I also wasn’t a fan of the way women were perceived and portrayed within the story. Sam objectifies each woman he sees, particularly the nun who hires him. He spends a great deal of time talking about how attractive she is and how she’s too attractive to be a nun. It didn’t matter which woman he met – client, co-worker, or superior – he had to lay out their appearance for reasons entirely unrelated to their character or story. It felt like something that would appear on the Men Write Women Twitter page and I did not enjoy that.

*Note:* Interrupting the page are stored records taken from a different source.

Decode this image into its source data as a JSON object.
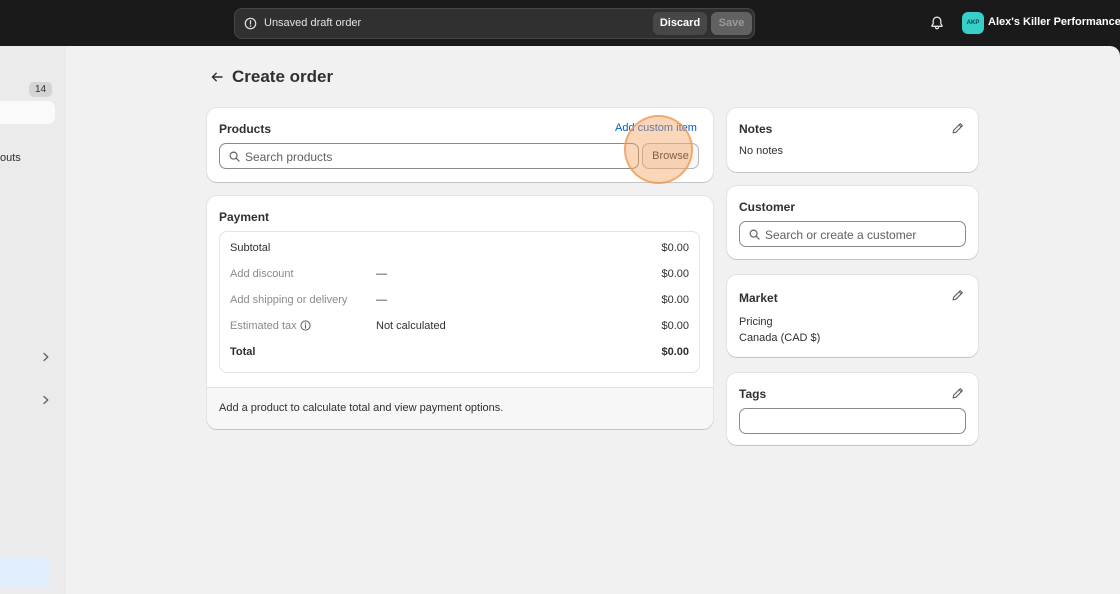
{
  "topbar": {
    "draft_label": "Unsaved draft order",
    "discard_label": "Discard",
    "save_label": "Save",
    "avatar_initials": "AKP",
    "store_name": "Alex's Killer Performance"
  },
  "sidebar": {
    "badge_count": "14",
    "partial_item_label": "outs"
  },
  "page": {
    "title": "Create order"
  },
  "products": {
    "title": "Products",
    "add_custom_item": "Add custom item",
    "search_placeholder": "Search products",
    "browse_label": "Browse"
  },
  "payment": {
    "title": "Payment",
    "rows": [
      {
        "label": "Subtotal",
        "middle": "",
        "amount": "$0.00"
      },
      {
        "label": "Add discount",
        "middle": "—",
        "amount": "$0.00"
      },
      {
        "label": "Add shipping or delivery",
        "middle": "—",
        "amount": "$0.00"
      },
      {
        "label": "Estimated tax",
        "middle": "Not calculated",
        "amount": "$0.00"
      },
      {
        "label": "Total",
        "middle": "",
        "amount": "$0.00"
      }
    ],
    "footer_text": "Add a product to calculate total and view payment options."
  },
  "notes": {
    "title": "Notes",
    "value": "No notes"
  },
  "customer": {
    "title": "Customer",
    "search_placeholder": "Search or create a customer"
  },
  "market": {
    "title": "Market",
    "pricing_label": "Pricing",
    "pricing_value": "Canada (CAD $)"
  },
  "tags": {
    "title": "Tags",
    "value": ""
  },
  "colors": {
    "accent_link": "#005bd3",
    "avatar_bg": "#36cfc9",
    "topbar_bg": "#1a1a1a",
    "page_bg": "#f1f1f1"
  }
}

My main problem was a lot of things that didn’t make sense to me. Characters were hard to keep track of and they all felt really one-dimensional and similar. I couldn’t suspend my disbelief around Sam’s psychic abilities, how it worked, and the paranormal stuff that started unfolding as the story progress. In fact, I don’t recall a single line explaining what exactly his psychic abilities entailed and why that was important to his character.
Two of the Catholic characters were so obviously not Catholic, and no one would think that a nun and priest would behave as they did. What I thought the main focus of the story would be ended up being an incredibly minor plot point. And the sex scenes were, as expected, male-focused. Had the writing and execution been better, I think I would have enjoyed the book more.
While I don’t recommend this book, it would appear that my opinions are among the very tiny minority online. This book has fairly good reviews on Goodreads and I would say that doing your research is key to figuring out if you would like it. It didn’t work for me, but that’s not to say that it wouldn’t work for other people.
Thank you to Sabrina Dax and Chris Leibig for my free copy of this book.